In December, educational outbreaks accounted for 15 percent of the state’s totals. By March, that had risen to 34 percent. While state data suggests there are more outbreaks in K-12 schools than colleges and universities — 229 versus 85 — they account for fewer total cases. McKay said outbreaks at schools in his district generally resulted in five or fewer infections.
But there’s also been a rise of outbreaks in “congregate settings,” a broad category that includes recreational sports outside of schools. In December, they accounted for 28 percent of the state’s total outbreaks, according to Holsinger. By March, that had risen to 48 percent.
Within schools, sports also play a disproportionate role in spread — accounting for 43 percent of school-related outbreaks in the same month.
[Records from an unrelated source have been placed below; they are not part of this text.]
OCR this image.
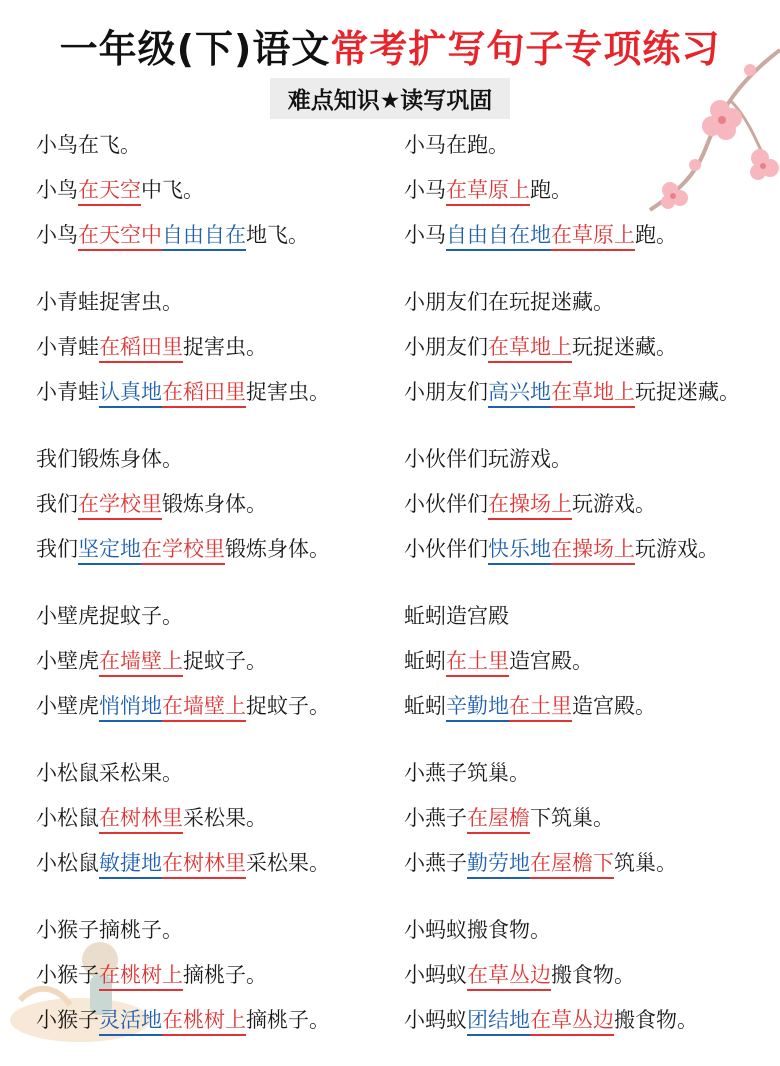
一年级(下)语文常考扩写句子专项练习
难点知识★读写巩固
小鸟在飞。
小鸟在天空中飞。
小鸟在天空中自由自在地飞。
小青蛙捉害虫。
小青蛙在稻田里捉害虫。
小青蛙认真地在稻田里捉害虫。
我们锻炼身体。
我们在学校里锻炼身体。
我们坚定地在学校里锻炼身体。
小壁虎捉蚊子。
小壁虎在墙壁上捉蚊子。
小壁虎悄悄地在墙壁上捉蚊子。
小松鼠采松果。
小松鼠在树林里采松果。
小松鼠敏捷地在树林里采松果。
小猴子摘桃子。
小猴子在桃树上摘桃子。
小猴子灵活地在桃树上摘桃子。
小马在跑。
小马在草原上跑。
小马自由自在地在草原上跑。
小朋友们在玩捉迷藏。
小朋友们在草地上玩捉迷藏。
小朋友们高兴地在草地上玩捉迷藏。
小伙伴们玩游戏。
小伙伴们在操场上玩游戏。
小伙伴们快乐地在操场上玩游戏。
蚯蚓造宫殿
蚯蚓在土里造宫殿。
蚯蚓辛勤地在土里造宫殿。
小燕子筑巢。
小燕子在屋檐下筑巢。
小燕子勤劳地在屋檐下筑巢。
小蚂蚁搬食物。
小蚂蚁在草丛边搬食物。
小蚂蚁团结地在草丛边搬食物。
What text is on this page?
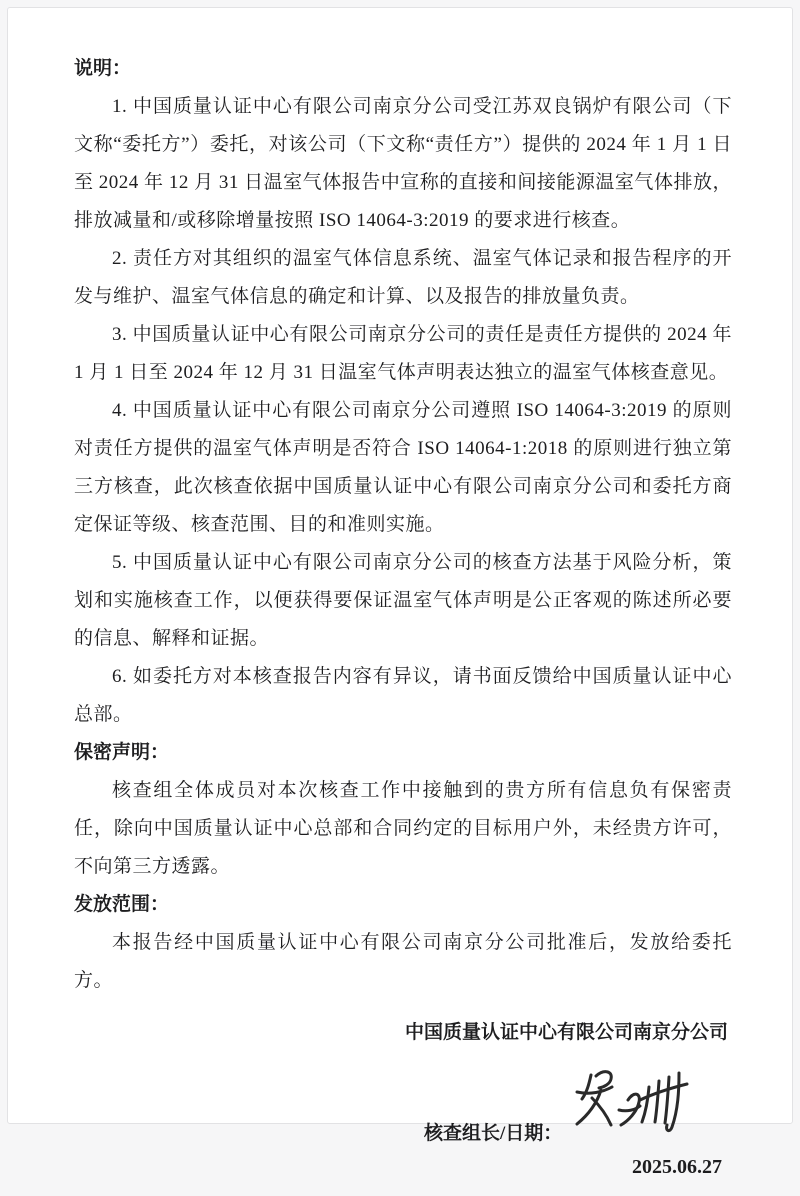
说明：

1. 中国质量认证中心有限公司南京分公司受江苏双良锅炉有限公司（下文称“委托方”）委托，对该公司（下文称“责任方”）提供的 2024 年 1 月 1 日至 2024 年 12 月 31 日温室气体报告中宣称的直接和间接能源温室气体排放，排放减量和/或移除增量按照 ISO 14064-3:2019 的要求进行核查。

2. 责任方对其组织的温室气体信息系统、温室气体记录和报告程序的开发与维护、温室气体信息的确定和计算、以及报告的排放量负责。

3. 中国质量认证中心有限公司南京分公司的责任是责任方提供的 2024 年 1 月 1 日至 2024 年 12 月 31 日温室气体声明表达独立的温室气体核查意见。

4. 中国质量认证中心有限公司南京分公司遵照 ISO 14064-3:2019 的原则对责任方提供的温室气体声明是否符合 ISO 14064-1:2018 的原则进行独立第三方核查，此次核查依据中国质量认证中心有限公司南京分公司和委托方商定保证等级、核查范围、目的和准则实施。

5. 中国质量认证中心有限公司南京分公司的核查方法基于风险分析，策划和实施核查工作，以便获得要保证温室气体声明是公正客观的陈述所必要的信息、解释和证据。

6. 如委托方对本核查报告内容有异议，请书面反馈给中国质量认证中心总部。

保密声明：

核查组全体成员对本次核查工作中接触到的贵方所有信息负有保密责任，除向中国质量认证中心总部和合同约定的目标用户外，未经贵方许可，不向第三方透露。

发放范围：

本报告经中国质量认证中心有限公司南京分公司批准后，发放给委托方。

中国质量认证中心有限公司南京分公司
核查组长/日期：
2025.06.27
Holsinger said that makes curbing transmission harder as the state gradually lifts restrictions on gatherings, entertainment venues and events like graduations and commencements — as well as recreational sporting events. Virginia has taken a much more cautious approach to reopening than some neighboring states, and Northam’s spokeswoman, Alena Yarmosky, said the administration regularly considers age data in its decision-making.
“The governor has paid particular attention to this demographic data as cases remain steady even as vaccinations increase,” she wrote in a Friday email. It’s left health officials emphasizing distancing, mask wearing and other mitigation measures. But Avula said case numbers could grow less important as more Virginians are vaccinated.
“Depending on what happens with these variants, the really important question might become, ‘Are people getting hospitalized or continuing to die at similar rates from COVID?’” he said. “Because we could get to a point where young people are getting the disease and still having asymptomatic or mild disease. But everyone who’s really at risk is still protected.”